The Lebanese draft law for decentralization released on April 2nd 2014 contains very positive features including the diffusion of power to elected local officials and the budgetary allowance for sub-national management of human services. However, the sustainability of the decentralized system necessitates that funding is directed toward development projects that the intended beneficiaries themselves identify and manage.
In Iraq, considering the sectarian war that now ensues, it appears that the optimal time to have adopted a federalist system may well have passed. Federalism is a decentralized management system that empowers provinces to determine major parts of their fate.
A tragic misfortune – in addition to the US invasion of Iraq itself – is the loss of the historic opportunity that reconstruction presented and that could have in itself created a sustainable decentralized system, with the result that every single Iraqi would now be enjoying wide-ranging socio-economic and environmental benefits that would profoundly enhance their lives. Participatory development approaches could incorporate processes of community-based reconciliation towards the creation of local development action plans defined by the participants. Had such approaches been adopted, with the budget of 60 billion dollars that was available, a bottom-up development movement would have been created across the entire nation.
As unachievable as it seems at the present time, decentralization of power to sub-provincial levels, as close to the people as possible, appears the only viable way for Iraqis to feel more in control of their lives and to have even a modest chance of experiencing the person-to-person, Sunni-to-Shia interaction that can, in actual fact, build localized processes of acknowledgement of each other, peace and shared development.
In Egypt, an amended Local Administration Law has been drafted that would institutionalize decentralization. However, incorporating still the participatory method, as in Morocco’s model, where the private-public sectors and local communities are engaged in the management of human services, will help address the destructive municipal corruption (the more eyes on the same budget and project, the less corruption). The Jordanian government believes that decentralization is a vital part of its future and the Bahraini leadership, too, suggested its necessity at one point.
With the threat of instability, governments are now reluctant to disperse power; however it is that same dispersion which, counter-intuitively, will enable their own survival. Can political leaders trust in the fact that an empowered people that are supported to meet their own self-determined needs will not turn and undermine the nation that has brought them this vital opportunity?

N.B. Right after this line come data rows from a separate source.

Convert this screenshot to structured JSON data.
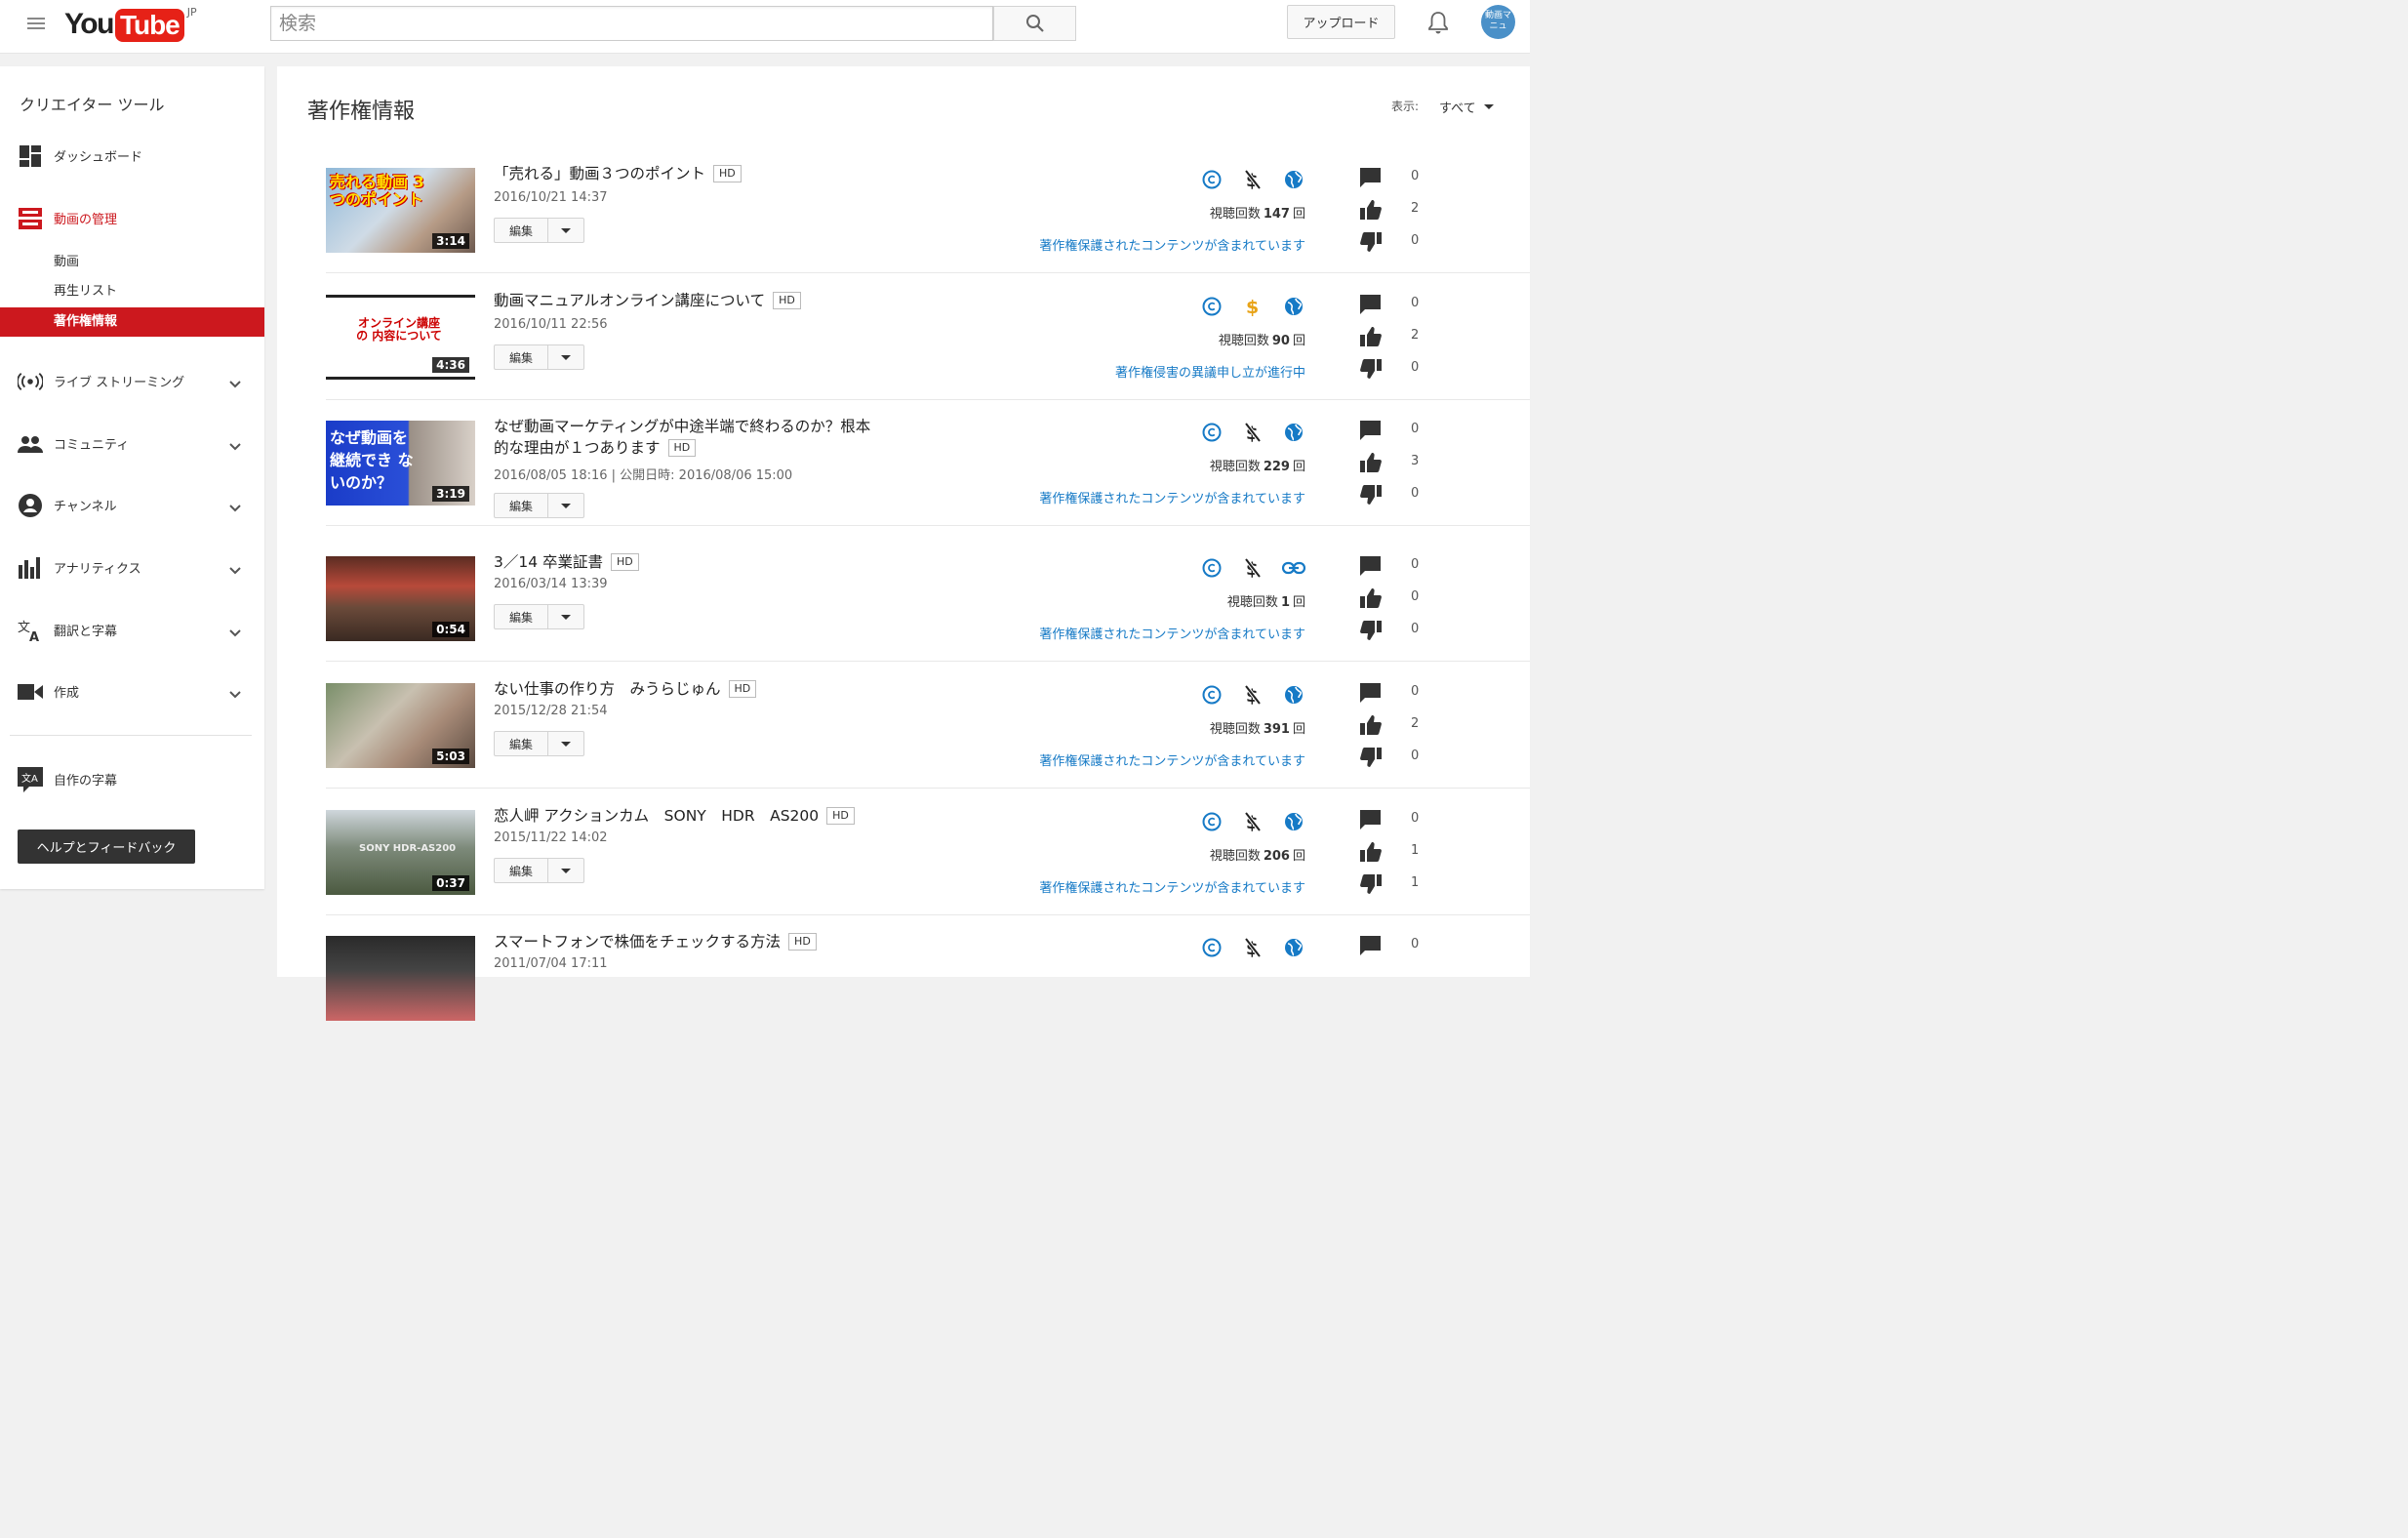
{
  "header": {
    "logo_you": "You",
    "logo_tube": "Tube",
    "logo_region": "JP",
    "search_placeholder": "検索",
    "upload_label": "アップロード",
    "avatar_text": "動画マニュ"
  },
  "sidebar": {
    "title": "クリエイター ツール",
    "items": [
      {
        "label": "ダッシュボード",
        "icon": "dashboard-icon"
      },
      {
        "label": "動画の管理",
        "icon": "video-manager-icon",
        "active": true
      },
      {
        "label": "ライブ ストリーミング",
        "icon": "live-streaming-icon"
      },
      {
        "label": "コミュニティ",
        "icon": "community-icon"
      },
      {
        "label": "チャンネル",
        "icon": "channel-icon"
      },
      {
        "label": "アナリティクス",
        "icon": "analytics-icon"
      },
      {
        "label": "翻訳と字幕",
        "icon": "translate-icon"
      },
      {
        "label": "作成",
        "icon": "create-icon"
      }
    ],
    "sub_items": [
      "動画",
      "再生リスト",
      "著作権情報"
    ],
    "own_subtitles": "自作の字幕",
    "help_label": "ヘルプとフィードバック"
  },
  "main": {
    "title": "著作権情報",
    "filter_label": "表示:",
    "filter_value": "すべて",
    "hd_label": "HD",
    "edit_label": "編集",
    "views_prefix": "視聴回数",
    "views_suffix": "回"
  },
  "colors": {
    "accent_red": "#cc181e",
    "link_blue": "#167ac6",
    "monetize_gold": "#e8a317"
  },
  "videos": [
    {
      "title": "「売れる」動画３つのポイント",
      "date": "2016/10/21 14:37",
      "duration": "3:14",
      "views": "147",
      "monetization": "not-monetized",
      "visibility": "public",
      "claim": "著作権保護されたコンテンツが含まれています",
      "comments": "0",
      "likes": "2",
      "dislikes": "0",
      "thumb_text": "売れる動画 3つのポイント"
    },
    {
      "title": "動画マニュアルオンライン講座について",
      "date": "2016/10/11 22:56",
      "duration": "4:36",
      "views": "90",
      "monetization": "monetized",
      "visibility": "public",
      "claim": "著作権侵害の異議申し立が進行中",
      "comments": "0",
      "likes": "2",
      "dislikes": "0",
      "thumb_text": "オンライン講座の 内容について"
    },
    {
      "title": "なぜ動画マーケティングが中途半端で終わるのか？根本的な理由が１つあります",
      "date": "2016/08/05 18:16 | 公開日時: 2016/08/06 15:00",
      "duration": "3:19",
      "views": "229",
      "monetization": "not-monetized",
      "visibility": "public",
      "claim": "著作権保護されたコンテンツが含まれています",
      "comments": "0",
      "likes": "3",
      "dislikes": "0",
      "thumb_text": "なぜ動画を 継続でき ないのか？"
    },
    {
      "title": "3／14 卒業証書",
      "date": "2016/03/14 13:39",
      "duration": "0:54",
      "views": "1",
      "monetization": "not-monetized",
      "visibility": "unlisted",
      "claim": "著作権保護されたコンテンツが含まれています",
      "comments": "0",
      "likes": "0",
      "dislikes": "0",
      "thumb_text": ""
    },
    {
      "title": "ない仕事の作り方　みうらじゅん",
      "date": "2015/12/28 21:54",
      "duration": "5:03",
      "views": "391",
      "monetization": "not-monetized",
      "visibility": "public",
      "claim": "著作権保護されたコンテンツが含まれています",
      "comments": "0",
      "likes": "2",
      "dislikes": "0",
      "thumb_text": ""
    },
    {
      "title": "恋人岬 アクションカム　SONY　HDR　AS200",
      "date": "2015/11/22 14:02",
      "duration": "0:37",
      "views": "206",
      "monetization": "not-monetized",
      "visibility": "public",
      "claim": "著作権保護されたコンテンツが含まれています",
      "comments": "0",
      "likes": "1",
      "dislikes": "1",
      "thumb_text": "SONY HDR-AS200"
    },
    {
      "title": "スマートフォンで株価をチェックする方法",
      "date": "2011/07/04 17:11",
      "duration": "",
      "views": "",
      "monetization": "not-monetized",
      "visibility": "public",
      "claim": "",
      "comments": "0",
      "likes": "",
      "dislikes": "",
      "thumb_text": ""
    }
  ]
}
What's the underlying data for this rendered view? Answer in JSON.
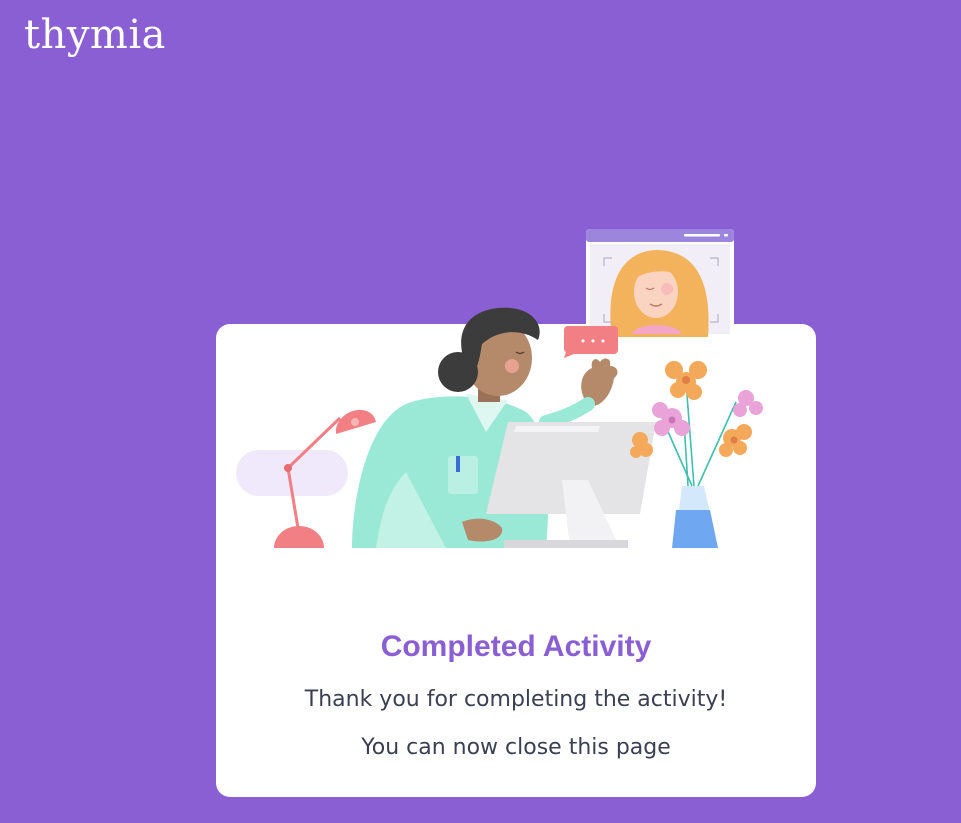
{
  "header": {
    "logo_text": "thymia"
  },
  "completion": {
    "title": "Completed Activity",
    "message": "Thank you for completing the activity!",
    "instruction": "You can now close this page"
  },
  "illustration": {
    "icon": "doctor-video-call-illustration",
    "chat_bubble_text": "• • •"
  },
  "colors": {
    "background": "#8a5fd3",
    "card": "#ffffff",
    "title": "#8a5fd3",
    "text": "#3a3f52"
  }
}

Just as we learned – too late – in Iraq that communities do not destroy reconstruction projects that they themselves create, so too we understand that they will not attempt to sweep away leadership of a nation that both codifies into law a strategy and provides the necessary support for decentralized development driven by participatory democracy to take place. Arab Spring nations ought to feel far more concerned about the delay rather than the implementation of such measures.
Dr. Yossef Ben-Meir is president and founder of the High Atlas Foundation and a sociologist.